The fingerprint hash must be platform-independent. So I went for MD5 hashing.
I am working with a large Object model code base that is out of my control. All types that I will be passed for this fingerprinting can not be modified by me. I cannot add attribute or constructors or modify anything. That does not exclude that the types will change in the future. So any approach must be programmatic -- I cannot just create a Surrogate class to avoid the problem; at least, not manually.
However, performance is not a concern, so reflection has complete green-light.
In addition, I will need to be able to control the exclusion of properties from the hashing. If I exclude a certain property, two object that have all the properties identical to each other except that one will still need to get the same hash.
Issue: serializing to Byte[]
with hands tied on the legacy code
MD5 hashing requires the object to be Serialised in Byte[].
The serialisation requires the class to be marked as [Serializable]
. Which I cannot add to the legacy code, and naturally it can not be added at runtime either.
So I went for protobuf-net
.
Protobuf rightly fails when encountering types that implement an interface with Getter-only auto-properties:
public interface ISomeInterface
{
double Vpy { get; }
double Vy { get; }
double Vpz { get; }
...
}
Being this Interface implemented by many types, using Surrogates seems also a no-go (impractical, non maintainable).
I would just need to serialize, not to deserialize, so I don't see why the limitation of protobuf-net in this case. I understand protobuf-net would not be able to round-trip if needed, but I don't need to round-trip!
Question
Am I really cornered? Is there any alternative?
My code
As I said, this works perfectly but only if the objects do not have any property (or nested property) that is a type with a Getter-only auto property.

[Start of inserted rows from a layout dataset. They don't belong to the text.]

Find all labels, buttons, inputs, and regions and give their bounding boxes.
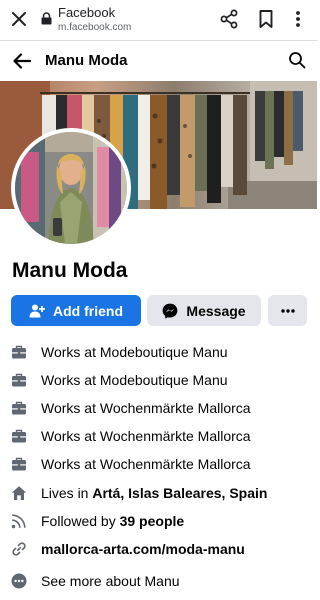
add-friend-icon	[29, 304, 45, 317]
work-place[interactable]: Modeboutique Manu	[100, 372, 228, 388]
link-icon	[12, 542, 26, 556]
followed-prefix: Followed by	[41, 513, 116, 529]
work-detail[interactable]: Works at Modeboutique Manu	[0, 341, 317, 363]
briefcase-icon	[12, 373, 26, 387]
profile-name: Manu Moda	[12, 259, 128, 282]
lives-place[interactable]: Artá, Islas Baleares, Spain	[92, 485, 267, 501]
more-options-button[interactable]	[268, 295, 307, 326]
lock-icon	[41, 12, 52, 25]
messenger-icon	[163, 303, 178, 319]
briefcase-icon	[12, 429, 26, 443]
share-icon[interactable]	[219, 9, 239, 29]
work-detail[interactable]: Works at Wochenmärkte Mallorca	[0, 397, 317, 419]
page-header: Manu Moda	[0, 41, 317, 81]
briefcase-icon	[12, 457, 26, 471]
search-icon[interactable]	[288, 51, 306, 69]
home-icon	[11, 486, 27, 500]
followers-count[interactable]: 39 people	[120, 513, 185, 529]
followers-detail[interactable]: Followed by 39 people	[0, 510, 317, 532]
work-place[interactable]: Wochenmärkte Mallorca	[100, 428, 251, 444]
work-prefix: Works at	[41, 428, 96, 444]
work-prefix: Works at	[41, 372, 96, 388]
work-place[interactable]: Modeboutique Manu	[100, 344, 228, 360]
add-friend-label: Add friend	[53, 302, 123, 319]
close-icon[interactable]	[10, 10, 28, 28]
website-detail[interactable]: mallorca-arta.com/moda-manu	[0, 538, 317, 560]
work-prefix: Works at	[41, 344, 96, 360]
browser-toolbar: Facebook m.facebook.com	[0, 0, 317, 41]
browser-url[interactable]: m.facebook.com	[58, 22, 131, 34]
see-more-label[interactable]: See more about Manu	[41, 572, 180, 590]
work-detail[interactable]: Works at Wochenmärkte Mallorca	[0, 425, 317, 447]
rss-icon	[11, 514, 26, 529]
work-prefix: Works at	[41, 400, 96, 416]
work-detail[interactable]: Works at Modeboutique Manu	[0, 369, 317, 391]
overflow-menu-icon[interactable]	[292, 9, 304, 29]
see-more-detail[interactable]: See more about Manu	[0, 570, 317, 592]
work-detail[interactable]: Works at Wochenmärkte Mallorca	[0, 453, 317, 475]
browser-page-title: Facebook	[58, 5, 116, 20]
briefcase-icon	[12, 401, 26, 415]
website-link[interactable]: mallorca-arta.com/moda-manu	[41, 541, 245, 557]
more-options-icon	[280, 308, 295, 313]
lives-prefix: Lives in	[41, 485, 89, 501]
profile-picture[interactable]	[11, 128, 131, 248]
work-place[interactable]: Wochenmärkte Mallorca	[100, 456, 251, 472]
page-title: Manu Moda	[45, 52, 128, 69]
work-place[interactable]: Wochenmärkte Mallorca	[100, 400, 251, 416]
lives-in-detail[interactable]: Lives in Artá, Islas Baleares, Spain	[0, 482, 317, 504]
more-dots-icon	[11, 573, 27, 589]
add-friend-button[interactable]: Add friend	[11, 295, 141, 326]
briefcase-icon	[12, 345, 26, 359]
message-button[interactable]: Message	[147, 295, 261, 326]
work-prefix: Works at	[41, 456, 96, 472]
bookmark-icon[interactable]	[257, 9, 275, 29]
message-label: Message	[186, 302, 246, 319]
back-arrow-icon[interactable]	[12, 51, 32, 71]
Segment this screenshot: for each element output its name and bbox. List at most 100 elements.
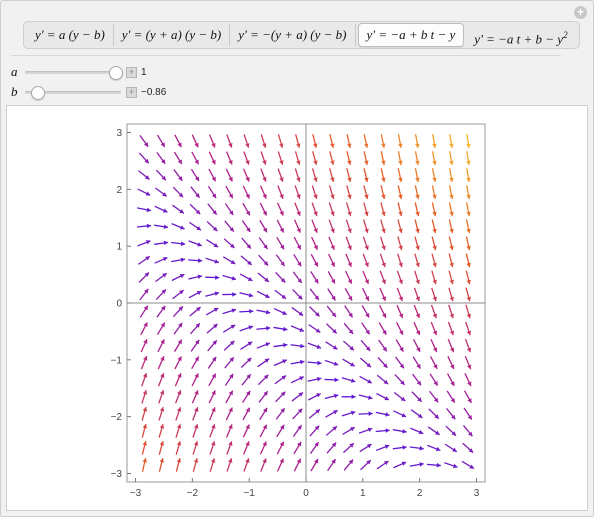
field-arrow (462, 442, 474, 454)
field-arrow (413, 287, 420, 302)
slider-a[interactable] (25, 64, 123, 80)
tab-equation-3[interactable]: y' = −(y + a) (y − b) (230, 24, 356, 46)
field-arrow (414, 134, 420, 149)
field-arrow (448, 287, 454, 302)
field-arrow (174, 339, 183, 352)
field-arrow (191, 373, 199, 387)
field-arrow (225, 168, 233, 182)
control-a-label: a (11, 64, 18, 79)
field-arrow (205, 291, 220, 297)
field-arrow (222, 308, 237, 315)
field-arrow (360, 459, 372, 471)
field-arrow (343, 459, 354, 471)
field-arrow (362, 219, 369, 234)
field-arrow (259, 185, 267, 199)
field-arrow (461, 460, 475, 470)
field-arrow (158, 440, 165, 455)
field-arrow (241, 237, 252, 250)
field-arrow (378, 322, 387, 335)
field-arrow (158, 389, 165, 404)
field-arrow (208, 168, 217, 182)
field-arrow (175, 406, 182, 421)
field-arrow (307, 360, 322, 366)
field-arrow (225, 390, 234, 404)
field-arrow (309, 306, 320, 317)
field-arrow (292, 408, 303, 420)
field-arrow (432, 134, 437, 149)
field-arrow (447, 338, 455, 353)
x-tick-label: 0 (303, 488, 309, 499)
field-arrow (395, 339, 404, 352)
field-arrow (376, 374, 389, 385)
field-arrow (410, 409, 423, 419)
field-arrow (154, 224, 169, 230)
field-arrow (207, 356, 217, 369)
field-arrow (361, 322, 371, 335)
field-arrow (260, 168, 267, 182)
field-arrow (292, 424, 303, 437)
field-arrow (447, 356, 455, 370)
tab-equation-5[interactable]: y' = −a t + b − y2 (466, 24, 575, 46)
field-arrow (294, 151, 301, 165)
field-arrow (448, 219, 454, 234)
field-arrow (397, 134, 403, 149)
field-arrow (239, 309, 254, 314)
y-tick-label: −3 (111, 469, 123, 480)
field-arrow (379, 253, 386, 268)
x-tick-label: 3 (474, 488, 480, 499)
slider-b-thumb[interactable] (30, 86, 45, 100)
tab-equation-1[interactable]: y' = a (y − b) (27, 24, 114, 46)
plus-square-icon[interactable]: + (126, 66, 137, 78)
field-arrow (430, 304, 438, 319)
field-arrow (345, 253, 352, 268)
field-arrow (189, 221, 202, 231)
field-arrow (191, 356, 200, 370)
field-arrow (140, 322, 148, 336)
slider-b[interactable] (25, 84, 121, 100)
field-arrow (448, 270, 454, 285)
plus-square-icon[interactable]: + (126, 86, 137, 98)
field-arrow (414, 151, 420, 166)
field-arrow (276, 441, 285, 455)
field-arrow (448, 304, 455, 319)
field-arrow (226, 458, 233, 472)
tab-equation-4[interactable]: y' = −a + b t − y (357, 23, 465, 47)
field-arrow (375, 411, 390, 417)
plus-circle-icon[interactable]: + (574, 6, 587, 19)
field-arrow (291, 391, 304, 402)
field-arrow (463, 390, 472, 404)
field-arrow (345, 236, 352, 251)
field-arrow (465, 219, 471, 234)
field-arrow (466, 151, 471, 166)
field-arrow (224, 220, 235, 233)
field-arrow (192, 424, 199, 438)
field-arrow (462, 425, 473, 437)
field-arrow (392, 445, 407, 450)
field-arrow (275, 407, 286, 420)
field-arrow (328, 236, 335, 251)
field-arrow (243, 458, 250, 472)
field-arrow (174, 356, 182, 370)
field-arrow (329, 134, 335, 149)
slider-a-thumb[interactable] (109, 66, 123, 80)
field-arrow (393, 410, 407, 418)
field-arrow (175, 423, 182, 438)
field-arrow (172, 289, 185, 300)
field-arrow (430, 338, 438, 353)
field-arrow (414, 253, 420, 268)
field-arrow (171, 257, 186, 263)
field-arrow (156, 305, 166, 318)
field-arrow (158, 423, 165, 438)
field-arrow (171, 241, 186, 246)
field-arrow (392, 429, 407, 434)
field-arrow (380, 236, 386, 251)
field-arrow (311, 219, 318, 234)
field-arrow (260, 134, 267, 148)
field-arrow (224, 203, 234, 216)
field-arrow (449, 168, 454, 183)
field-arrow (242, 424, 250, 438)
field-arrow (312, 134, 318, 148)
field-arrow (190, 168, 200, 182)
tab-equation-2[interactable]: y' = (y + a) (y − b) (114, 24, 231, 46)
field-arrow (465, 321, 472, 336)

public static byte[] ToByteArray(this object obj, List<PropertyInfo> exclusionsProps = null)
{
if (exclusionsProps == null)
exclusionsProps = new List<PropertyInfo>();
// Protobuf-net implementation
ProtoBuf.Meta.RuntimeTypeModel model = ProtoBuf.Meta.TypeModel.Create();
AddPropsToModel(model, obj.GetType(), exclusionsProps);
byte[] bytes;
using (var memoryStream = new MemoryStream())
{
model.Serialize(memoryStream, obj);
bytes = memoryStream.GetBuffer();
}
return bytes;
}
public static void AddPropsToModel(ProtoBuf.Meta.RuntimeTypeModel model, Type objType, List<PropertyInfo> exclusionsProps = null)
{
List<PropertyInfo> props = new List<PropertyInfo>();
if (exclusionsProps != null)
props.RemoveAll(pr => exclusionsProps.Exists(t => t.DeclaringType == pr.DeclaringType && t.Name == pr.Name));
props
.Where(prop => prop.PropertyType.IsClass || prop.PropertyType.IsInterface).ToList()
.ForEach(prop =>
{
AddPropsToModel(model, prop.PropertyType, exclusionsProps); //recursive call
}
);
var propsNames = props.Select(p => p.Name).OrderBy(name => name).ToList();
model.Add(objType, true).Add(propsNames.ToArray());
}
Which I will then use as such:
foreach (var obj in objs)
{
byte[] objByte = obj.ToByteArray(exclusionTypes);
using (MD5 md5Hash = MD5.Create())
{
string hash = GetMd5Hash(md5Hash, objByte);
Console.WriteLine(obj.GetType().Name + ": " + hash);
}
}